Peter Clothier believes that we need only to open our eyes to see art clearly, that we need to give ourselves sufficient time—as long as an hour—to thoroughly look at an individual work of art.
"We live in a state of confusion about who we are and where we are going," he writes, "and we unquestioningly believe things about ourselves and the world that simply are not true. We choose to see through the smoked glass of ignorance, presumption or delusion. And we end up being fooled by what we imagine we see, rather than what is really there."
"One Hour/One Painting" Sessions
Clothier describes these sessions in Slow Looking. He asks us, the viewers and admirers of visual art, to slow down long enough to sit and look at what is right there in front of our eyes.
He discovered this way of how to look at art several years ago: "I was shocked, quite painfully into the sudden awareness that I had been drifting my way through life without any clear sense of purpose or direction. Thankfully, my unwelcome but much needed wake-up call was one of those merciless, breath-snatching gut punches that life sometimes delivers, providing the trailhead to the path I have followed ever since." He plunged into books by Ram Dass and Pema Chödrön, learning, "how greatly I stood to improve my life, not to mention that of those around me, if I could only penetrate the fog that had obscured the way I had been looking out at the world."
Chanting and Meditating
A friend persuaded Peter Clothier to give his brand of Buddhism a try. "It involved chanting, and it would not only solve my painful dilemma, it would change my life. He taught me the prescribed mantra, "Nam Myoho Renge Kyo" (see Art and Spirituality), and instructed me to sit and chant it every day for increasing periods of time, having set a firm intention in advance as to what it was I needed. I soon discovered that the magic actually did work; opening doors for me I never dreamed were there. I found new ways to cope with any adversity that came my way.
"The practice got me focused in a way I had never been before, and helped to lift me out of a particularly difficult period in my life. It also prepared the way for the silent, vipassana meditation practice that I have followed for now more than 15 years. Its basic principles offer sound guidance to anyone looking for success and fulfillment in life; you learn to show up, sit still, get focused, and persist.
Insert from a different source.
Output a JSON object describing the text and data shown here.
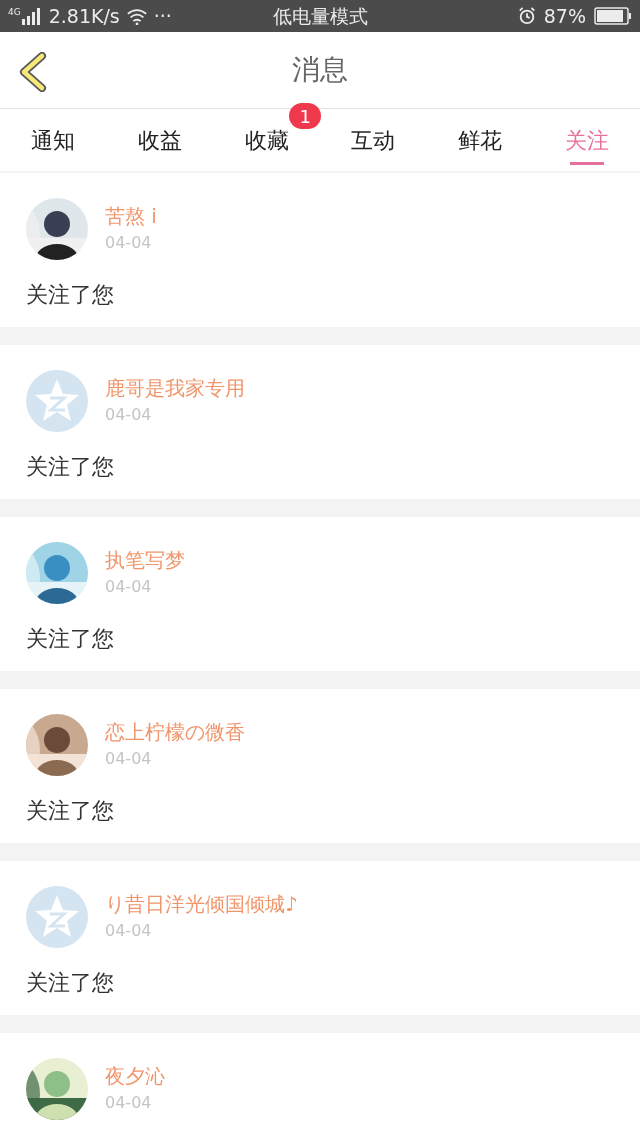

"I started out as a poet and translator.
"But years ago I was introduced to the world of contemporary art and began to write about it. I wrote because I found myself looking at the work of artists that, at first, seemed strange and difficult, even off-putting, and writing has always been my way of coming to terms with what I don’t yet understand.
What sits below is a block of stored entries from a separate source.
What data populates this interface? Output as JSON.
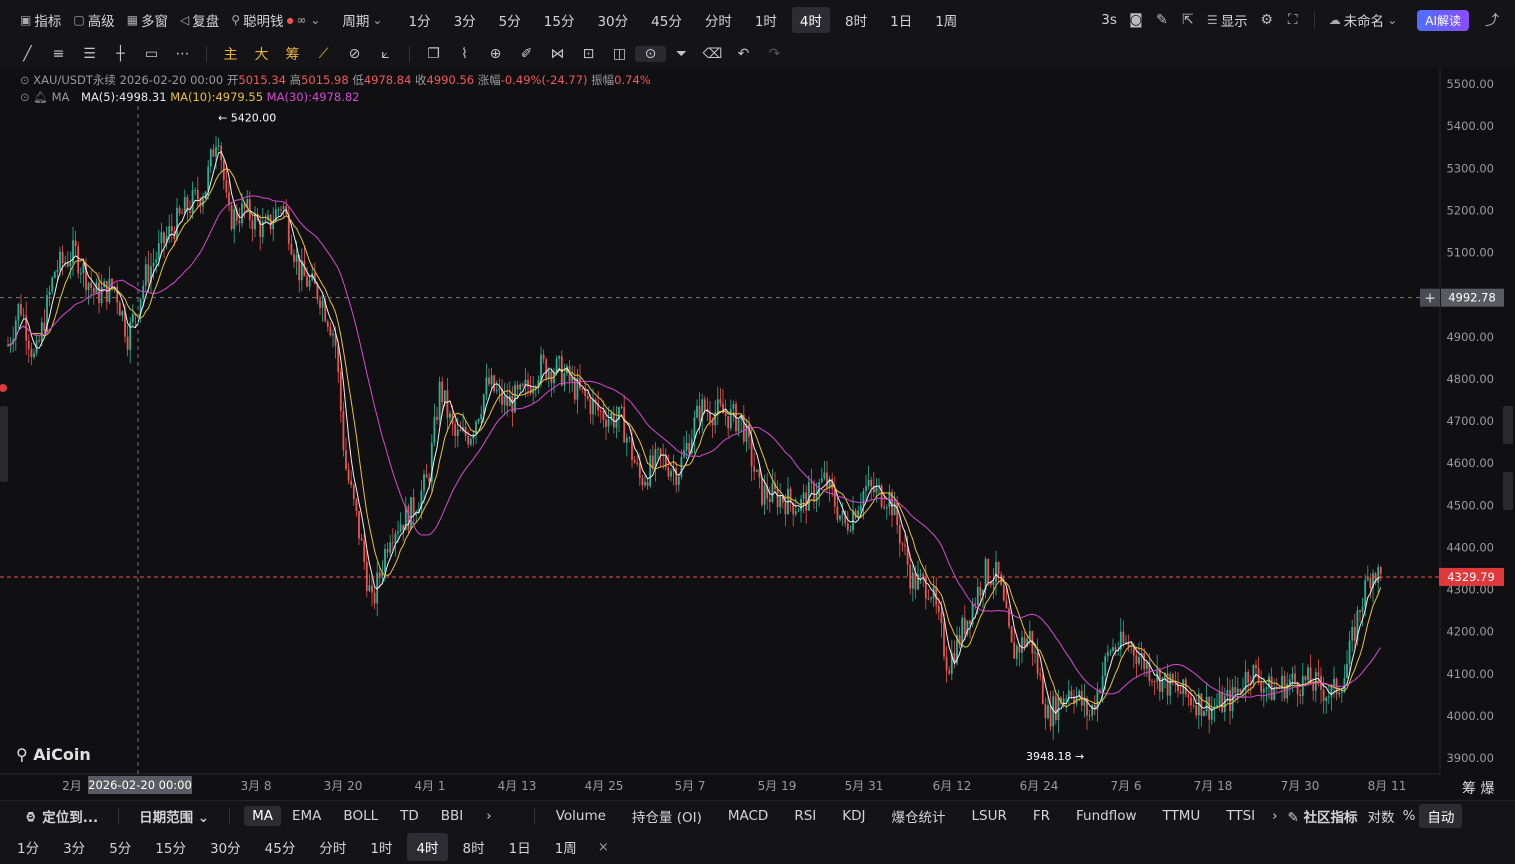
{
  "topbar": {
    "indicator": "指标",
    "advanced": "高级",
    "multi_window": "多窗",
    "replay": "复盘",
    "smart_money": "聪明钱",
    "period_label": "周期",
    "periods": [
      "1分",
      "3分",
      "5分",
      "15分",
      "30分",
      "45分",
      "分时",
      "1时",
      "4时",
      "8时",
      "1日",
      "1周"
    ],
    "active_period": "4时",
    "refresh_interval": "3s",
    "display": "显示",
    "unnamed": "未命名",
    "ai_button": "AI解读"
  },
  "info": {
    "symbol": "XAU/USDT永续",
    "date": "2026-02-20 00:00",
    "open_label": "开",
    "open": "5015.34",
    "high_label": "高",
    "high": "5015.98",
    "low_label": "低",
    "low": "4978.84",
    "close_label": "收",
    "close": "4990.56",
    "change_label": "涨幅",
    "change": "-0.49%(-24.77)",
    "amplitude_label": "振幅",
    "amplitude": "0.74%",
    "ma_name": "MA",
    "ma5": "MA(5):4998.31",
    "ma10": "MA(10):4979.55",
    "ma30": "MA(30):4978.82"
  },
  "chart_data": {
    "type": "candlestick",
    "y_ticks": [
      "5500.00",
      "5400.00",
      "5300.00",
      "5200.00",
      "5100.00",
      "5000.00",
      "4900.00",
      "4800.00",
      "4700.00",
      "4600.00",
      "4500.00",
      "4400.00",
      "4300.00",
      "4200.00",
      "4100.00",
      "4000.00",
      "3900.00"
    ],
    "ylim": [
      3880,
      5535
    ],
    "x_ticks": [
      "2月",
      "3月 8",
      "3月 20",
      "4月 1",
      "4月 13",
      "4月 25",
      "5月 7",
      "5月 19",
      "5月 31",
      "6月 12",
      "6月 24",
      "7月 6",
      "7月 18",
      "7月 30",
      "8月 11"
    ],
    "x_tick_positions": [
      72,
      256,
      343,
      430,
      517,
      604,
      690,
      777,
      864,
      952,
      1039,
      1126,
      1213,
      1300,
      1387
    ],
    "crosshair_date": "2026-02-20 00:00",
    "crosshair_price": "4992.78",
    "last_price": "4329.79",
    "max_label": "5420.00",
    "min_label": "3948.18",
    "trend": [
      [
        8,
        4880
      ],
      [
        20,
        4980
      ],
      [
        35,
        4840
      ],
      [
        55,
        5060
      ],
      [
        75,
        5100
      ],
      [
        95,
        5000
      ],
      [
        115,
        5020
      ],
      [
        128,
        4900
      ],
      [
        145,
        5040
      ],
      [
        165,
        5130
      ],
      [
        185,
        5200
      ],
      [
        205,
        5250
      ],
      [
        218,
        5400
      ],
      [
        228,
        5180
      ],
      [
        245,
        5200
      ],
      [
        265,
        5150
      ],
      [
        282,
        5220
      ],
      [
        300,
        5050
      ],
      [
        320,
        5000
      ],
      [
        335,
        4900
      ],
      [
        345,
        4600
      ],
      [
        358,
        4450
      ],
      [
        372,
        4260
      ],
      [
        390,
        4440
      ],
      [
        410,
        4480
      ],
      [
        428,
        4560
      ],
      [
        440,
        4780
      ],
      [
        455,
        4660
      ],
      [
        470,
        4670
      ],
      [
        488,
        4790
      ],
      [
        505,
        4740
      ],
      [
        522,
        4760
      ],
      [
        540,
        4830
      ],
      [
        560,
        4820
      ],
      [
        578,
        4770
      ],
      [
        600,
        4720
      ],
      [
        622,
        4700
      ],
      [
        640,
        4560
      ],
      [
        660,
        4610
      ],
      [
        678,
        4580
      ],
      [
        700,
        4730
      ],
      [
        720,
        4720
      ],
      [
        742,
        4700
      ],
      [
        760,
        4530
      ],
      [
        778,
        4520
      ],
      [
        800,
        4500
      ],
      [
        825,
        4560
      ],
      [
        845,
        4450
      ],
      [
        865,
        4540
      ],
      [
        890,
        4520
      ],
      [
        912,
        4320
      ],
      [
        930,
        4310
      ],
      [
        948,
        4120
      ],
      [
        965,
        4220
      ],
      [
        985,
        4340
      ],
      [
        998,
        4330
      ],
      [
        1012,
        4150
      ],
      [
        1030,
        4190
      ],
      [
        1048,
        4000
      ],
      [
        1070,
        4070
      ],
      [
        1090,
        4000
      ],
      [
        1110,
        4160
      ],
      [
        1130,
        4170
      ],
      [
        1150,
        4110
      ],
      [
        1170,
        4070
      ],
      [
        1192,
        4040
      ],
      [
        1212,
        4020
      ],
      [
        1232,
        4040
      ],
      [
        1250,
        4110
      ],
      [
        1270,
        4060
      ],
      [
        1290,
        4080
      ],
      [
        1310,
        4080
      ],
      [
        1332,
        4050
      ],
      [
        1345,
        4100
      ],
      [
        1360,
        4260
      ],
      [
        1372,
        4350
      ],
      [
        1383,
        4320
      ]
    ]
  },
  "bottom1": {
    "locate": "定位到...",
    "date_range": "日期范围",
    "indicators": [
      "MA",
      "EMA",
      "BOLL",
      "TD",
      "BBI"
    ],
    "sub_indicators": [
      "Volume",
      "持仓量 (OI)",
      "MACD",
      "RSI",
      "KDJ",
      "爆仓统计",
      "LSUR",
      "FR",
      "Fundflow",
      "TTMU",
      "TTSI"
    ],
    "community": "社区指标",
    "log": "对数",
    "percent": "%",
    "auto": "自动"
  },
  "bottom2": {
    "periods": [
      "1分",
      "3分",
      "5分",
      "15分",
      "30分",
      "45分",
      "分时",
      "1时",
      "4时",
      "8时",
      "1日",
      "1周"
    ],
    "active": "4时"
  },
  "right_side": {
    "chips": "筹",
    "blast": "爆"
  },
  "colors": {
    "up": "#26b59a",
    "down": "#ef5350",
    "ma5": "#f1f1f1",
    "ma10": "#e7c23a",
    "ma30": "#d44bd1",
    "bg": "#101012",
    "last_price_bg": "#e0393b"
  }
}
"In short order, the work of new, young, often experimental artists became the focus of my creative output. But by the time I hit upon the idea for my 'One Hour/One Painting' sessions, I had already been publishing articles and critical reviews in national magazines for decades." Once Clothier learned about the value of paying attention, he took more careful note of how to look at art.
"It was the coming-together of this life-change and this observation," he writes, "that 'One Hour/One Painting' was born." And, after a few such hours of meditation, he envisioned a "marriage" of setting aside a full hour to sit and contemplate the richness of a work of art. Clothier concludes, "The combination of my new skills as a meditator with my professional avocation as a writer about art seemed like a prospect that could prove immensely enriching to mind, body and spirit. I should give it a try."
Clothier is also the author of Persist, a book examining his personal and our universal drive toward creativity. He writes: "I'll follow where they lead, even though they lead me through unexplored and unexpected byways, as they have just now done. They have guided me well thus far. I've learned to trust their wisdom, and they never stop coming. That's the joy of it."
Now in his seventh decade, Clothier has reached serenity even as he struggles to write nearly every day. But the struggle is joyous. Towards the end of Persist, he writes, "A good part of the successful creative process consists in maintaining a flow of thought, image and medium, but the trick is that it must be done without exception of tangible or emotional return. It must be no less an expression of freedom than the spirit that created it. It must come, as does the work itself, purely from the heart." The words in Persist flow and shimmer like those in an inspiring poem or like brushstrokes in a classic Impressionist painting. They infuse into our collective psyche, challenging us to engage in our own creativity.